3. Extract the diamonds that have very high and very low residuals. Is there anything unusual about these diamonds? Are they particularly bad or good, or do you think these are pricing errors?

diamonds2 %>%
  filter(abs(lresid2) > 1) %>%
  add_predictions(mod_diamond2) %>%
  mutate(pred = round(2^pred)) %>%
  select(price, pred, carat:table, x:z) %>%
  arrange(price)

I did not see anything too unusual. Do you?

4. Does the final model, mod_diamonds2, do a good job of predicting diamond prices? Would you trust it to tell you how much to spend if you were buying a diamond?

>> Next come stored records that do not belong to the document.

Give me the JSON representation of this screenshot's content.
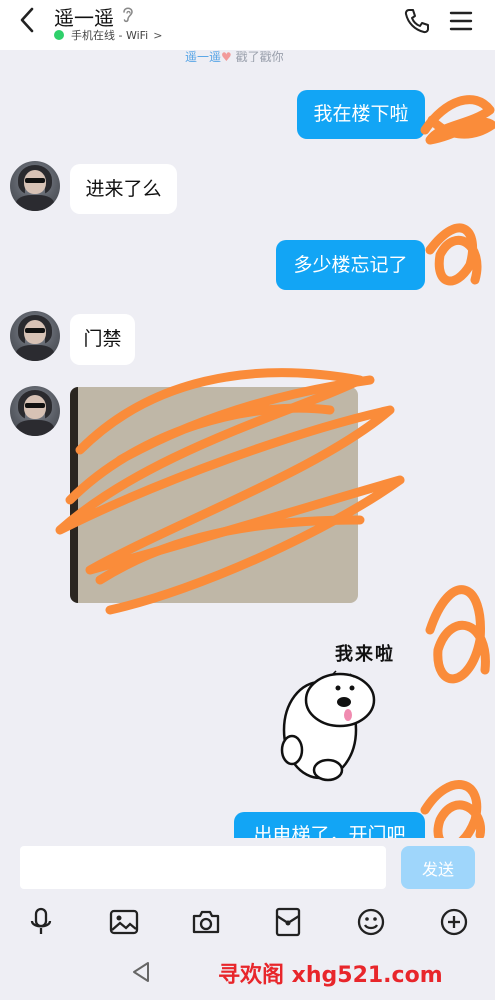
{
  "header": {
    "title": "遥一遥",
    "status_text": "手机在线 - WiFi",
    "status_chevron": ">"
  },
  "notice": {
    "name": "遥一遥",
    "text": "戳了戳你"
  },
  "messages": [
    {
      "side": "out",
      "text": "我在楼下啦"
    },
    {
      "side": "in",
      "text": "进来了么"
    },
    {
      "side": "out",
      "text": "多少楼忘记了"
    },
    {
      "side": "in",
      "text": "门禁"
    },
    {
      "side": "in",
      "type": "image"
    },
    {
      "side": "out",
      "type": "sticker",
      "text": "我来啦"
    },
    {
      "side": "out",
      "text": "出电梯了，开门吧"
    }
  ],
  "input": {
    "value": "",
    "send_label": "发送"
  },
  "toolbar": [
    "mic-icon",
    "image-icon",
    "camera-icon",
    "red-packet-icon",
    "emoji-icon",
    "plus-icon"
  ],
  "watermark": "寻欢阁 xhg521.com",
  "colors": {
    "outgoing_bubble": "#12a5f5",
    "incoming_bubble": "#ffffff",
    "background": "#eeeef4",
    "scribble": "#fa8c3a",
    "online_dot": "#2fd06b"
  }
}
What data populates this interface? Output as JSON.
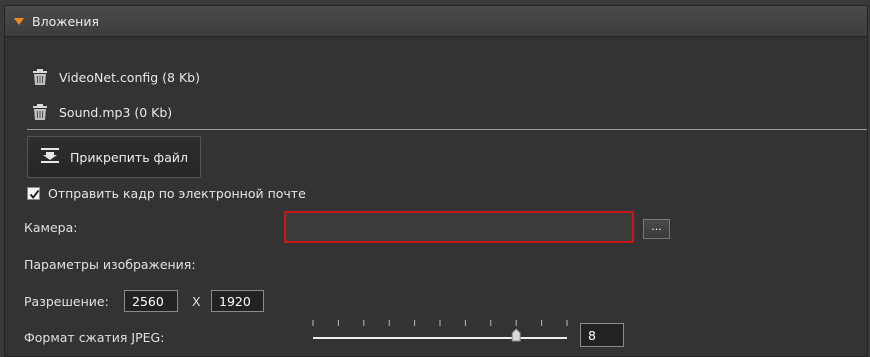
{
  "section": {
    "title": "Вложения"
  },
  "attachments": [
    {
      "name": "VideoNet.config (8 Kb)"
    },
    {
      "name": "Sound.mp3 (0 Kb)"
    }
  ],
  "attach_button": {
    "label": "Прикрепить файл"
  },
  "send_frame": {
    "label": "Отправить кадр по электронной почте",
    "checked": true
  },
  "camera": {
    "label": "Камера:",
    "value": "",
    "browse_label": "..."
  },
  "image_params": {
    "label": "Параметры изображения:"
  },
  "resolution": {
    "label": "Разрешение:",
    "width": "2560",
    "separator": "X",
    "height": "1920"
  },
  "jpeg": {
    "label": "Формат сжатия JPEG:",
    "value": "8",
    "min": 0,
    "max": 10
  },
  "colors": {
    "accent": "#f18b1c",
    "error_border": "#c8161d"
  }
}
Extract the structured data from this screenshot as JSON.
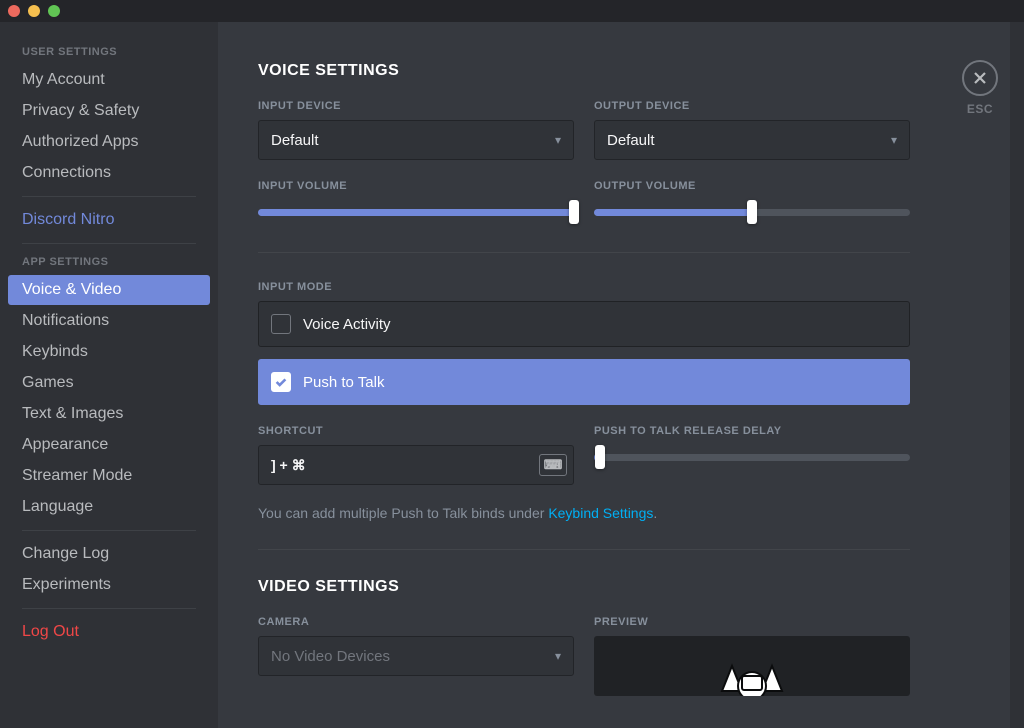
{
  "escLabel": "ESC",
  "sidebar": {
    "userHeader": "USER SETTINGS",
    "appHeader": "APP SETTINGS",
    "items": {
      "myAccount": "My Account",
      "privacy": "Privacy & Safety",
      "authorizedApps": "Authorized Apps",
      "connections": "Connections",
      "nitro": "Discord Nitro",
      "voiceVideo": "Voice & Video",
      "notifications": "Notifications",
      "keybinds": "Keybinds",
      "games": "Games",
      "textImages": "Text & Images",
      "appearance": "Appearance",
      "streamer": "Streamer Mode",
      "language": "Language",
      "changeLog": "Change Log",
      "experiments": "Experiments",
      "logout": "Log Out"
    }
  },
  "voice": {
    "title": "VOICE SETTINGS",
    "inputDeviceLabel": "INPUT DEVICE",
    "inputDeviceValue": "Default",
    "outputDeviceLabel": "OUTPUT DEVICE",
    "outputDeviceValue": "Default",
    "inputVolumeLabel": "INPUT VOLUME",
    "inputVolumePercent": 100,
    "outputVolumeLabel": "OUTPUT VOLUME",
    "outputVolumePercent": 50,
    "inputModeLabel": "INPUT MODE",
    "voiceActivity": "Voice Activity",
    "pushToTalk": "Push to Talk",
    "shortcutLabel": "SHORTCUT",
    "shortcutValue": "] + ⌘",
    "releaseDelayLabel": "PUSH TO TALK RELEASE DELAY",
    "releaseDelayPercent": 2,
    "hintPrefix": "You can add multiple Push to Talk binds under ",
    "hintLink": "Keybind Settings",
    "hintSuffix": "."
  },
  "video": {
    "title": "VIDEO SETTINGS",
    "cameraLabel": "CAMERA",
    "cameraValue": "No Video Devices",
    "previewLabel": "PREVIEW"
  }
}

Plotting the residuals of the model shows that there are some large outliers for small carat sizes. The largest of these residuals are a little over two, which means that the true value was four times lower. Most of the mass of the residuals is between -0.5 and 0.5, which corresponds to about \(\pm 40\). There seems to be a slight downward bias in the residuals as carat size increases.

ggplot(diamonds2, aes(lcarat, lresid2)) +
  geom_hex(bins = 50)



lresid2_summary <- summarise(diamonds2,
  rmse = sqrt(mean(lresid2^2)),
  mae = mean(abs(lresid2)),
  p025 = quantile(lresid2, 0.025),
  p975 = quantile(lresid2, 0.975)
)
lresid2_summary

While in some cases the model can be wrong, overall the model seems to perform well. The root mean squared error is 0.19 meaning that the average error is about -14%. Another summary statistics of errors is the mean absolute error (MAE), which is the mean of the absolute values of the errors. The MAE is 0.15, which is -11%. Finally, 95% of the residuals are between -0.37 and 0.38, which correspond to 23—31.

Whether you think that this is a good model depends on factors outside the statistical model itself. It will depend on the how the model is being used. I have no idea how to price diamonds, so this would be useful to me in order to understand a reasonable price range for a diamond, so I don’t get ripped off. However, if I were buying and selling diamonds as a business, I would probably require a better model.